Avukat Ahmet Burak YALÇIN anlatıyor...

10 yılını dolduran kiracının tahliyesi yönünden bir anlam karmaşası yaşandığını görmemiz üzerine, bu içeriği düzenleme ve sizleri bilgilendirme ihtiyacı duyduk.

Öncelikle Türk Borçlar Kanunumuzun 347. maddesine göre, konut ve çatılı işyeri kiralarında kiracı, belirli süreli sözleşmelerin süresinin bitiminden en az on beş gün önce bildirimde bulunmadıkça, sözleşme aynı koşullarla bir yıl için kendiliğinden uzatılmış sayılır. Daha önce defaatle belirttiğimiz üzere, kira sözleşmesini dilediği vakit feshetme hakkı, yalnızca kiracıya tanınan bir hak olup, kiraya veren, yalnızca sözleşme süresinin bitimine dayanarak sözleşmeyi sona erdiremez. Bu hususta kiraya veren tarafından düzenletilen ihtarnamelerin de hiçbir hukuki karşılığı yoktur; bu yönüyle paranızı ve zamanınızı ziyan etmemenizi öneririz.

Ancak kiraya verenin, hiçbir hukuki gerekçe göstermeden tahliye için bir imkanı vardır; 10 Yıllık Kira Süresinin Doldurulması.

On yıllık uzama süresi sonunda kiraya veren, bu süreyi izleyen her uzama yılının bitiminden en az üç ay önce bildirimde bulunmak koşuluyla, herhangi bir sebep göstermeksizin sözleşmeye son verebilir.

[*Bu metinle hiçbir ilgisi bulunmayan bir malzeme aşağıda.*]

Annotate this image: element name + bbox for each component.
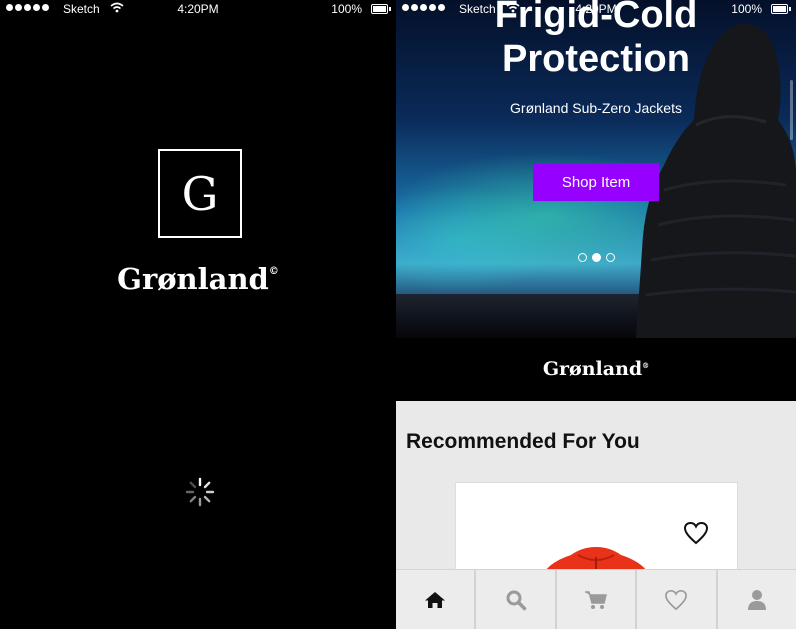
home-icon — [425, 592, 446, 608]
tab-profile[interactable] — [715, 570, 796, 629]
brand-name: Grønland — [542, 358, 643, 380]
battery-percent: 100% — [731, 2, 762, 16]
carousel-pager[interactable] — [578, 253, 615, 262]
brand-wordmark[interactable]: Grønland® — [396, 358, 796, 380]
tab-home[interactable] — [396, 570, 474, 629]
tab-bar — [396, 569, 796, 629]
brand-name: Grønland — [117, 262, 269, 296]
battery-percent: 100% — [331, 2, 362, 16]
brand-mark: © — [268, 266, 279, 277]
home-screen: Frigid-Cold Protection Grønland Sub-Zero… — [396, 0, 796, 629]
brand-bar: Grønland® — [396, 338, 796, 401]
brand-mark: ® — [642, 361, 650, 370]
shop-item-button[interactable]: Shop Item — [533, 163, 659, 201]
status-bar: Sketch 4:20PM 100% — [396, 0, 796, 18]
brand-wordmark: Grønland© — [0, 262, 396, 296]
tab-favorites[interactable] — [635, 570, 715, 629]
pager-dot-active[interactable] — [592, 253, 601, 262]
hero-subtitle: Grønland Sub-Zero Jackets — [510, 100, 682, 116]
heart-icon — [665, 590, 688, 611]
search-icon — [506, 590, 526, 611]
recommended-title: Recommended For You — [406, 430, 640, 453]
tab-cart[interactable] — [554, 570, 635, 629]
hero-title-line-2: Protection — [502, 38, 690, 80]
user-icon — [747, 590, 766, 610]
brand-logo-box: G — [158, 149, 242, 238]
battery-icon — [771, 4, 791, 14]
hero-banner[interactable]: Frigid-Cold Protection Grønland Sub-Zero… — [396, 0, 796, 338]
favorite-heart-icon[interactable] — [683, 521, 709, 550]
pager-dot[interactable] — [606, 253, 615, 262]
tab-search[interactable] — [474, 570, 554, 629]
splash-screen: Sketch 4:20PM 100% G Grønland© — [0, 0, 396, 629]
scrollbar[interactable] — [790, 80, 793, 140]
status-bar: Sketch 4:20PM 100% — [0, 0, 396, 18]
battery-icon — [371, 4, 391, 14]
loading-spinner-icon — [184, 476, 216, 513]
cart-icon — [585, 591, 607, 609]
pager-dot[interactable] — [578, 253, 587, 262]
logo-letter: G — [181, 166, 219, 221]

Toparlayacak olursak, belirsiz süreli kira sözleşmelerinde, kiracı her zaman, kiraya veren ise belirli süreli kira sözleşmesinin sona ermesinin üzerinden on yıl geçtikten sonra, genel hükümlere göre fesih bildirimiyle kira sözleşmesini sona erdirebilirler. Burada dikkat edilmesi gereken husus, kanunun belirttiği “uzama süresi” ni doğru hesaplamaktır.